Von Toni Hoffmann und Nora Lantschner
MotoGP
Valentino Rossi sprach am Rande des MotoGP-Saisonfinals in Portimão über seine Pläne für die Winterpause. Auch sein zukünftiger Petronas-Yamaha-Teamkollege wird auf vier Rädern Gas geben.

Der neunmalige Motorrad-Weltmeister Valentino Rossi wird beim Finale der Rallye-Weltmeisterschaft am ersten Dezember-Wochenende in Monza nicht starten, er konzentriert sich auf die 12h Gulf in Bahrain vom 7. bis 9. Januar 2021. Sicher hingegen scheint die Teilnahme seines Yamaha-Kollegen Franco Morbidelli zu sein.

«Das ist eine schöne Sache, Franco wird seinen Spaß haben», kommentierte Rossi das Vorhaben seines Schützlings aus der VR46 Riders Academy.

Der 25-jährige Vize-Weltmeister der MotoGP-Saison 2020 wird einen Hyundai i20 R5 vom Hyundai Rally Team Italia fahren. «Es wird eine unglaubliche Chance sein, zu den besten Fahrern der Welt zu gehören und an einem anderen Sport teilzunehmen», meinte Morbidelli dazu.

«Es wird eine Menge Spaß machen, ich werde schnell viele Details lernen müssen und es wird nicht einfach sein, sich in so kurzer Zeit auf zwei zusätzliche Räder einzustellen. Ich werde einen Crashkurs mit Umberto Scandola (Anmerkung: Italienischer Meister 2013) absolvieren, um vor den ersten Tests so bereit wie möglich zu sein», ergänzte der dreifache MotoGP-Saisonsieger.

«Vale», sein zukünftiger Petronas-Teamkollege, hat dagegen andere Pläne: «Ich werde in Monza nicht dabei sein, weil ich am 9. Januar die 12h Gulf mit dem Ferrari 488 von Kessel fahren werde – mit meinem Bruder Luca und Uccio. Wir machen dasselbe Rennen wie im Dezember des Vorjahres», verriet der 41-Jährige.

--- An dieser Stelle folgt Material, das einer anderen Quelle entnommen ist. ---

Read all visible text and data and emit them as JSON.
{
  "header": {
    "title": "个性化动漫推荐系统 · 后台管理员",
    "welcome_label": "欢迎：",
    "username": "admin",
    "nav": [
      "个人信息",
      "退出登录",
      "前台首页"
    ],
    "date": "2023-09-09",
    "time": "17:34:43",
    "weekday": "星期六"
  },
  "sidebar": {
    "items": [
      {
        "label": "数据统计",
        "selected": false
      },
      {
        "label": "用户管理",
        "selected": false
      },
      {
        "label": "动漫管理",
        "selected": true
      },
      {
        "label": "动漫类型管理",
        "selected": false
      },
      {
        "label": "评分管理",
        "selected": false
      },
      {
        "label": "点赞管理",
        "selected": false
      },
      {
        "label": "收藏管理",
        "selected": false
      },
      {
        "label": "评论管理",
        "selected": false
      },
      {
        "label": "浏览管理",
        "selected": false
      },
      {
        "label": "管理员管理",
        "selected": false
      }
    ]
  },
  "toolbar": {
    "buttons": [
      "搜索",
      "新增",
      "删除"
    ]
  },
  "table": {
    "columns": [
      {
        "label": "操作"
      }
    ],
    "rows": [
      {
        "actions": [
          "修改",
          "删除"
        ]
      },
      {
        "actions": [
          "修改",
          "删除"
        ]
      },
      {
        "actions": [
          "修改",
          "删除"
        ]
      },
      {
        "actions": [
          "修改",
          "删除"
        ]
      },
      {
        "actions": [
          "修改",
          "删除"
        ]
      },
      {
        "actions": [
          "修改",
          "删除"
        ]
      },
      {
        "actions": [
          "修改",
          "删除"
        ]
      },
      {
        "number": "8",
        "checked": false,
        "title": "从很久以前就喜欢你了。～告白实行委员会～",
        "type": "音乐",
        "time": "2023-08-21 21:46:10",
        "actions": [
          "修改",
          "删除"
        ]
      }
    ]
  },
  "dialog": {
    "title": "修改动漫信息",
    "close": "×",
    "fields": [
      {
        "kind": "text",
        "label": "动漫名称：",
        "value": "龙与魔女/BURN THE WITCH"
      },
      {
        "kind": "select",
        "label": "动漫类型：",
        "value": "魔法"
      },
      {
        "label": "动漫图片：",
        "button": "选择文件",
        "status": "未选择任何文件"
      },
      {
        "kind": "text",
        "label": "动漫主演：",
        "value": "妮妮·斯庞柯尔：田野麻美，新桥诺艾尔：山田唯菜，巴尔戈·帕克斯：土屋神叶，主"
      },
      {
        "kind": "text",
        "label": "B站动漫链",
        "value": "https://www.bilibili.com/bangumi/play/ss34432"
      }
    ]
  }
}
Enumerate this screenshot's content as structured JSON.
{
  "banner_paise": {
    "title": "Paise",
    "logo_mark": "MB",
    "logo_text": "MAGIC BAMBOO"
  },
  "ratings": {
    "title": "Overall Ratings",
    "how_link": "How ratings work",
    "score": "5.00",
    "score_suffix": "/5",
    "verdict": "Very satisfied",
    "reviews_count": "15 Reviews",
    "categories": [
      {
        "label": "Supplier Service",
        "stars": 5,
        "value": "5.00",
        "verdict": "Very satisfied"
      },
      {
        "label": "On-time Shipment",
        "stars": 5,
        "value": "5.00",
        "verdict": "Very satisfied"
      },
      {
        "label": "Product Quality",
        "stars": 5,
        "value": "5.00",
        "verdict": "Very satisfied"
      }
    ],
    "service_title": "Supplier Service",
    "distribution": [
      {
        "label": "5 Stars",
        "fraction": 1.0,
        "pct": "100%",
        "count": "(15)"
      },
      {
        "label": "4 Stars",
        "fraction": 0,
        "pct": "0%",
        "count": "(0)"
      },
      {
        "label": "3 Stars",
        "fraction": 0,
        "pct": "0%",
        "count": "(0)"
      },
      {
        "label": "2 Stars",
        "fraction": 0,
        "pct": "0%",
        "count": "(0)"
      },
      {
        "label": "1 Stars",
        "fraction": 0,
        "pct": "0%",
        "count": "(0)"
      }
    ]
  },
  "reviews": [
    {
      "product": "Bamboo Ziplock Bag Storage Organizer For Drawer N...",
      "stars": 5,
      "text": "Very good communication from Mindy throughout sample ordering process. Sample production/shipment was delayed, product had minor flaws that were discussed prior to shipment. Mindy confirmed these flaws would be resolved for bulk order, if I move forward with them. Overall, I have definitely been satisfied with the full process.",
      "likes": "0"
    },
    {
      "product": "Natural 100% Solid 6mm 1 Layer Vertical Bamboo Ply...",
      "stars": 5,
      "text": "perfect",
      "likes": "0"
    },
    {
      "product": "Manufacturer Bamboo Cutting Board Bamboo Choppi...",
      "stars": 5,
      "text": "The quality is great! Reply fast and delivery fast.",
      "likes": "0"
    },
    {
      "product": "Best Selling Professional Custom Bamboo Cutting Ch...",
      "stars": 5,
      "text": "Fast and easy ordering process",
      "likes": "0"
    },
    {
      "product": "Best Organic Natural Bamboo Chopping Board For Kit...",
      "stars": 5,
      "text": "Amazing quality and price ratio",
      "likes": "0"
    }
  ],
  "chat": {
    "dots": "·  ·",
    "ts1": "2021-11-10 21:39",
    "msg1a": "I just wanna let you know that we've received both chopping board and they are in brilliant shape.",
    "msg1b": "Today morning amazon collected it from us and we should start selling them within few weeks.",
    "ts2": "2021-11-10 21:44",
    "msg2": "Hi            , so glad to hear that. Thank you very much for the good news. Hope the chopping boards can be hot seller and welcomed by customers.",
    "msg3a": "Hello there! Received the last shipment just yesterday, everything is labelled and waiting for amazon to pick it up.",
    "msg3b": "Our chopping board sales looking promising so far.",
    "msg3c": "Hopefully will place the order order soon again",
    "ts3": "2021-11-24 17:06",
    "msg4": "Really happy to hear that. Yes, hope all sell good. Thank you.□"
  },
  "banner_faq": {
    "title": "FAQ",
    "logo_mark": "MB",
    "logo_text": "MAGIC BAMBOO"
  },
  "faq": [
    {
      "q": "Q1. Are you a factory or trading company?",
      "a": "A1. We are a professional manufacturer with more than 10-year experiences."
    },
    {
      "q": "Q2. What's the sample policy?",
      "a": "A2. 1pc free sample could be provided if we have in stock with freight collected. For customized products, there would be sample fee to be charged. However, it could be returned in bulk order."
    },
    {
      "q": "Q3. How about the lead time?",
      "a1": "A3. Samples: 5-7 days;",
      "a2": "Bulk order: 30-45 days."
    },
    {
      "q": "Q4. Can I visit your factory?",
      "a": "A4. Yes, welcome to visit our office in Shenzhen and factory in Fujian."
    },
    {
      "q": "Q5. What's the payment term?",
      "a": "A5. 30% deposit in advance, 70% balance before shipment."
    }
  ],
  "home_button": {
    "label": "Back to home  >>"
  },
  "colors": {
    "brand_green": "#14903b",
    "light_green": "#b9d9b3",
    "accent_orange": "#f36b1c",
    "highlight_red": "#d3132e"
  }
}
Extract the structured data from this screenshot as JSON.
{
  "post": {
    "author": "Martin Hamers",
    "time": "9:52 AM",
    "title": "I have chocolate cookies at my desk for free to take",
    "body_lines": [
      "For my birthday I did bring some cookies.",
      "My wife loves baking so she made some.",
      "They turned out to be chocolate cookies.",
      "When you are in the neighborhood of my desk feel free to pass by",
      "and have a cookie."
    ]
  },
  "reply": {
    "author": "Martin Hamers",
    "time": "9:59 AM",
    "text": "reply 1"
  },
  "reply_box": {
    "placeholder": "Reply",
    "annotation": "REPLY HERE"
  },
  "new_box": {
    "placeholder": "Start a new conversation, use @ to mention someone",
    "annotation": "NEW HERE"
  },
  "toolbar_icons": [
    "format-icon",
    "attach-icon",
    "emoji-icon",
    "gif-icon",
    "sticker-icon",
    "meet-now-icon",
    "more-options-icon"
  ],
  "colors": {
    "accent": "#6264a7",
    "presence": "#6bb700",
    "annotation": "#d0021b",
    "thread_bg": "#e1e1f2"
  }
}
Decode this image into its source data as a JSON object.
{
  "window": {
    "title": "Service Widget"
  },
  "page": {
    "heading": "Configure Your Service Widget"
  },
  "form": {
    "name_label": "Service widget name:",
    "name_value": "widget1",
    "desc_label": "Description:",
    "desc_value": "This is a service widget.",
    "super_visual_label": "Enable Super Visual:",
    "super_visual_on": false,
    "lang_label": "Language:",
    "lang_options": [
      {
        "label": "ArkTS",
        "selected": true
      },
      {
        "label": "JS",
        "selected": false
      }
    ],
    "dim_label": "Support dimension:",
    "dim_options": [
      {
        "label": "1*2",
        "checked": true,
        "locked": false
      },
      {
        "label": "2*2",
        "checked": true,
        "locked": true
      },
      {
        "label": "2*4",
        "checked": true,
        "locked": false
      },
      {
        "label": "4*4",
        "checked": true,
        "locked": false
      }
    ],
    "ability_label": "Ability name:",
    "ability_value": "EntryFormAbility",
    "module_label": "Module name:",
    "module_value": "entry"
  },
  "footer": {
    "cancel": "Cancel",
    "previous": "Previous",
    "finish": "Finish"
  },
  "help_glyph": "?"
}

«In diesem Jahr wurde es aber auf Januar verlegt und leider wird es nicht in Abu Dhabi ausgetragen, auf der wunderschönen Strecke. Es wird in Bahrein stattfinden, auf der Strecke waren wir noch nie. Vielleicht ist sie auch schön. Ich kann es auf jeden Fall kaum erwarten, weil wir im Vorjahr einen riesen Spaß hatten. Das ist also mein Auto-Programm. Hoffentlich hat sich die Covid-19-Situation bis zum 9. Januar ein bisschen verbessert, damit das Rennen auch stattfinden kann», fügte Rossi noch an.